Natuurlijk bracht de keuze voor een kerk in het algemeen – en de Remonstrantse kerk in het bijzonder – ook moeilijkheden met zich mee. Vooral de kerkelijke akoestiek was een lastig punt, omdat de wens vanuit beide partijen was dat zoveel mogelijk van de oorspronkelijke akoestiek gehandhaafd bleef. Het idee dat je in een kerk bent en niet in een zaaltje moest vooropstaan. Breukink geeft aan dat ze daar uiteindelijk te braaf mee zijn geweest en te bang voor het effect van grote veranderingen, waardoor er nu gordijnen hangen beneden, omdat het anders te kerkelijk is voor ander gebruik. Afgezien daarvan is hij blij met de uitkomst. “Het zou te gek zijn als we dit niet met trots hadden gepresenteerd. We zijn trots op de oplossingen die er zijn gevonden. Het gebouw heeft het karakter van een kerk behouden, zoveel mogelijk. Al is het natuurlijk helemaal anders geworden, helemaal gemoderniseerd, het heeft nog wel het karakter van een kerkruimte.”

3.3.4.1 Veranderingen

Vanwege het samengaan van religieuze en seculiere functies, zijn een aantal veranderingen doorgevoerd die deze samenwerking tot stand konden brengen. Er is een glazen toegangsgebouw gekomen – dat prominent zichtbaar is aan de buitenkant – waarin een nieuwe trap, een lift en toiletten zijn geplaatst. In de kennisbank Herbestemmingen staat beschreven welke veranderingen nog meer doorgevoerd zijn: “Het nieuwe trappenhuis heeft de scheiding tussen de toegang tot de kantoorruimten en de toegang tot de kerkzaal mogelijk gemaakt. De nieuwbouw is ovaal van vorm en bekleed met matglas dat is afgewerkt met houten stijlen. De aan de kerk gekoppelde kosterswoning is gerestaureerd tot de oorspronkelijke staat.”83 Aangezien het interieur van het kerkgebouw al een aantal keer is gemoderniseerd, namelijk in de jaren ’20 en de jaren ’70 van de vorige eeuw, is het oorspronkelijke interieur nagenoeg verdwenen. Daardoor is er gekeken hoe de kerkzaal zo goed mogelijk het hart kon vormen van het gebouw. Daarbij is besloten om de kerkzaal zo sober mogelijk op te leveren, waarbij bijvoorbeeld de pilaren zijn verdwenen uit de kerk zelf en naar buiten zijn verplaatst. Op de galerijen rond de zaal zijn kantoorruimtes gerealiseerd voor de SOGK.

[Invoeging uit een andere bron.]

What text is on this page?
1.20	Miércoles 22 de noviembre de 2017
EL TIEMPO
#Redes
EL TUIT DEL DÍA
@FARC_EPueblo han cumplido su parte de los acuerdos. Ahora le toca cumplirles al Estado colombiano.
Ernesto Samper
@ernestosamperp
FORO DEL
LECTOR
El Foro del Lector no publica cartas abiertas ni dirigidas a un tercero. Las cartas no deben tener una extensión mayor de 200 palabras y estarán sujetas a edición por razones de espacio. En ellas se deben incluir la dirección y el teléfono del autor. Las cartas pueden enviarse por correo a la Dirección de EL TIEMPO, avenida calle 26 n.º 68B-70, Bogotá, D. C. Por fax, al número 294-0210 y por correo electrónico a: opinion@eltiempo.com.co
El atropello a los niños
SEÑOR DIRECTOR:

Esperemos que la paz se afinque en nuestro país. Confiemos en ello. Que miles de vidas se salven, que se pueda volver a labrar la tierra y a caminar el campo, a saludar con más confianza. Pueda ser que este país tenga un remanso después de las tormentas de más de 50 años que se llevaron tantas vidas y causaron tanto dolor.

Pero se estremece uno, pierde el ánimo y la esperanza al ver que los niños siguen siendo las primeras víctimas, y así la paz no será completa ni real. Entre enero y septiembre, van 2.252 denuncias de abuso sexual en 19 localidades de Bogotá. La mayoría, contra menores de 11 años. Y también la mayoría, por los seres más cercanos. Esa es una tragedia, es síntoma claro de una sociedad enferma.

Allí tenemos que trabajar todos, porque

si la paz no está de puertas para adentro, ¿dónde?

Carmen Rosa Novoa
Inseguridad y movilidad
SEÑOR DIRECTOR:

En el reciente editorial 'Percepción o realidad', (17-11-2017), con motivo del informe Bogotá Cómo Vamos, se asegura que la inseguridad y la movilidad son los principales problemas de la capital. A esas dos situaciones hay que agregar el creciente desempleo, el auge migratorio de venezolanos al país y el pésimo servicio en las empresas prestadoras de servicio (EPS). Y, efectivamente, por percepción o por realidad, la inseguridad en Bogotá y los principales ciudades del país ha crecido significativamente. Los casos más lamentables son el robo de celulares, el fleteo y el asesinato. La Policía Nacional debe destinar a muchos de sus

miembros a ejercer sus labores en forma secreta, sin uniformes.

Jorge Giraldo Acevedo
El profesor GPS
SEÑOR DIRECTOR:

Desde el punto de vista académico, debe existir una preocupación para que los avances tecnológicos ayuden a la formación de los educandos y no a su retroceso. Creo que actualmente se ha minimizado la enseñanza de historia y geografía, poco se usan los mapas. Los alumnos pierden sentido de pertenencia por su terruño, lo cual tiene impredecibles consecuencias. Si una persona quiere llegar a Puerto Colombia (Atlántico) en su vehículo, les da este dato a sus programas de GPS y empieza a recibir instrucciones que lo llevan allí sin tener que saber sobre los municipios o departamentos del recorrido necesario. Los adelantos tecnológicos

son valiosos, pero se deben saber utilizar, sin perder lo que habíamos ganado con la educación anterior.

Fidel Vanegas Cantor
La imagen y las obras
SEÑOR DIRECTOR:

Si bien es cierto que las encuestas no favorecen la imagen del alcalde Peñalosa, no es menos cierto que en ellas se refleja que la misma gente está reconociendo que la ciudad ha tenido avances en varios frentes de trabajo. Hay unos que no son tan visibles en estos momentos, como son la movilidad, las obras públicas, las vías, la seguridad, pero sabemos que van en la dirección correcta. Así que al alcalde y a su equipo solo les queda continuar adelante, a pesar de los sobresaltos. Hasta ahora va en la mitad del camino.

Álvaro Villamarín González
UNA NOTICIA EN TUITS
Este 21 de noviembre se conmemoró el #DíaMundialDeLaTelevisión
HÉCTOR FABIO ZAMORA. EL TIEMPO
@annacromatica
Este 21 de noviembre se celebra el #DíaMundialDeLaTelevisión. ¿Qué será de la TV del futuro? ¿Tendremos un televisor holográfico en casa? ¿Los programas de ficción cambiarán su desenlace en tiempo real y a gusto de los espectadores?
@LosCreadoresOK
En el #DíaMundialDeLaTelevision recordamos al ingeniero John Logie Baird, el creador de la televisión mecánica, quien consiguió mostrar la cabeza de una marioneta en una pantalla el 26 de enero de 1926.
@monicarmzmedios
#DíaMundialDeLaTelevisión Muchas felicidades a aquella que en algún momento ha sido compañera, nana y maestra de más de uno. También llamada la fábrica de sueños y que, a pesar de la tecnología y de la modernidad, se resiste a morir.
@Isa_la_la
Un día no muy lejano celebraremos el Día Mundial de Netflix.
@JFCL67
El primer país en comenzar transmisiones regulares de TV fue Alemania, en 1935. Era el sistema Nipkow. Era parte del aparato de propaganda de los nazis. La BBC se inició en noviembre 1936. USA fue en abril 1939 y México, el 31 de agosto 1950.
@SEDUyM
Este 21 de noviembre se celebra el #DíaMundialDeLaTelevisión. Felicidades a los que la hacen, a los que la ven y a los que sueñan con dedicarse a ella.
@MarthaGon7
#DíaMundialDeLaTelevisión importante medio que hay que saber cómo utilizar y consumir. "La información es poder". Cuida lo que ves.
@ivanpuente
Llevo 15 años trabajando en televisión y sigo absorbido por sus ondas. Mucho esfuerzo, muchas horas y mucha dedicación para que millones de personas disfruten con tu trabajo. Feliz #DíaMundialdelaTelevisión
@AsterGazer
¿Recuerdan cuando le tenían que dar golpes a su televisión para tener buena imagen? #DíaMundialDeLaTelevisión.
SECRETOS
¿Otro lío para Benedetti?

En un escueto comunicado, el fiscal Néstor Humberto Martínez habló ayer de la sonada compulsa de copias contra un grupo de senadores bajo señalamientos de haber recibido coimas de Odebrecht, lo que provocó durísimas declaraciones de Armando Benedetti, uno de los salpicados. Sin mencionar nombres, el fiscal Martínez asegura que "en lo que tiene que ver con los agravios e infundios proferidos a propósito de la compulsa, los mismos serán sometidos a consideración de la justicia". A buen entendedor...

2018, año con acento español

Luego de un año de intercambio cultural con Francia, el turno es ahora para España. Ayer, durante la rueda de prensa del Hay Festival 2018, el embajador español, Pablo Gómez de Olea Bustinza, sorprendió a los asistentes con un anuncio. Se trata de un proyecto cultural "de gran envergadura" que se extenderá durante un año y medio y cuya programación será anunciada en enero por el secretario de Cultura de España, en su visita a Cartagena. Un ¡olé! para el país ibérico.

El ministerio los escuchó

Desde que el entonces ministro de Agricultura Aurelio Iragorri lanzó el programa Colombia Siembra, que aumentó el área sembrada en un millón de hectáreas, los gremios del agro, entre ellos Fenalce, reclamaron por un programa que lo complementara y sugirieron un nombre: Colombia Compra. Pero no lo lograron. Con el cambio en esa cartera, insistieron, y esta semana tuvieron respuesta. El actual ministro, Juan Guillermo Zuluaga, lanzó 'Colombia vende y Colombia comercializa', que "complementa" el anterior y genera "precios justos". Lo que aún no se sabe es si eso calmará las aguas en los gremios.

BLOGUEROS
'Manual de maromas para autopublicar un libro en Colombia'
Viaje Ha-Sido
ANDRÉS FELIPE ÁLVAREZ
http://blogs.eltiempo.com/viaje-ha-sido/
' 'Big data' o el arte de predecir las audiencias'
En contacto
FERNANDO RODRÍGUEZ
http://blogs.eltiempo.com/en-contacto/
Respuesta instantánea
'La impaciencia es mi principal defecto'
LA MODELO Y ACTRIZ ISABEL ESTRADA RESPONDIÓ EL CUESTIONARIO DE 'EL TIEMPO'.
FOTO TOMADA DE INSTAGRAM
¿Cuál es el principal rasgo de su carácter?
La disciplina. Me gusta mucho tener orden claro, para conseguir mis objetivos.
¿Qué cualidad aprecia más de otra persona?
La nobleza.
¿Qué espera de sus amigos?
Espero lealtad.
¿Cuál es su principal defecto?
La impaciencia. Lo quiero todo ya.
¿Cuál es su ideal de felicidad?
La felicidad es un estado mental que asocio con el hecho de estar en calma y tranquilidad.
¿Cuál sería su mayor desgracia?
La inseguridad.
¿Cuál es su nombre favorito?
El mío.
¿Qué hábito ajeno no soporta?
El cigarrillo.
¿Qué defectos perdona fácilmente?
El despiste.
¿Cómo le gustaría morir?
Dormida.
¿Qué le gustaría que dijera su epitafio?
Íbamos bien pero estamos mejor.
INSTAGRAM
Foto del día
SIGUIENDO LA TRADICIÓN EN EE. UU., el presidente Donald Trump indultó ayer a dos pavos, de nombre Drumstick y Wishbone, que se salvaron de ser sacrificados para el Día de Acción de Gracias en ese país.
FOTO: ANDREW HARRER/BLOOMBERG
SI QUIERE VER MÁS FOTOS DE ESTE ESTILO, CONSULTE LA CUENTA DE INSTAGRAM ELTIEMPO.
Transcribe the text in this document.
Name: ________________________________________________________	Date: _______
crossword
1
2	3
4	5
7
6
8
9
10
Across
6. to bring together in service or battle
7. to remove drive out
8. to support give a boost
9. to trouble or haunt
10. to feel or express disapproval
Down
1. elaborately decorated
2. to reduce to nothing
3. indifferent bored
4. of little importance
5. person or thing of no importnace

Breukink zelf noemt deze elementen niet wanneer gevraagd wordt naar de veranderingen die zijn doorgevoerd, maar geeft aan dat reversibiliteit belangrijk was, ook omdat dat aspect centraal staat bij de SOGK. Voor het gebruik kan dat lastig zijn, met bijvoorbeeld de houten vloeren die er liggen op de galerijen en die bedekt werden met tapijt. Hoewel tapijt niet altijd handig en mooi is,

37 was het nodig vanwege de geluidsoverlast die anders veroorzaakt zou worden. De veranderingen moesten reversibel zijn volgens Breukink, omdat het gaat om de manier waarop je met erfgoed omgaat. “Wij zijn maar een klein gedeelte in de geschiedenis. Een kleine schakel in het geheel. Wij zien dat juist het gebrek aan reversibiliteit voor ons op sommige plekken een probleem veroorzaakt. Door niet reversibel te werken, kun je de kennis en kunde die je hebt verzameld op een gegeven moment niet meer toepassen, want het is definitief weggehaald of veranderd. Daar moet je heel voorzichtig mee omgaan. Als iets geen kwaliteit heeft of heel slecht is gedaan is het anders, maar in principe moet je de volgende generatie de kans geven die wij ook graag willen om sommige dingen nog een keer te beschouwen en te kijken hoe je dingen aan de tijd aanpast zonder afbreuk te doen aan de historische kwaliteit.”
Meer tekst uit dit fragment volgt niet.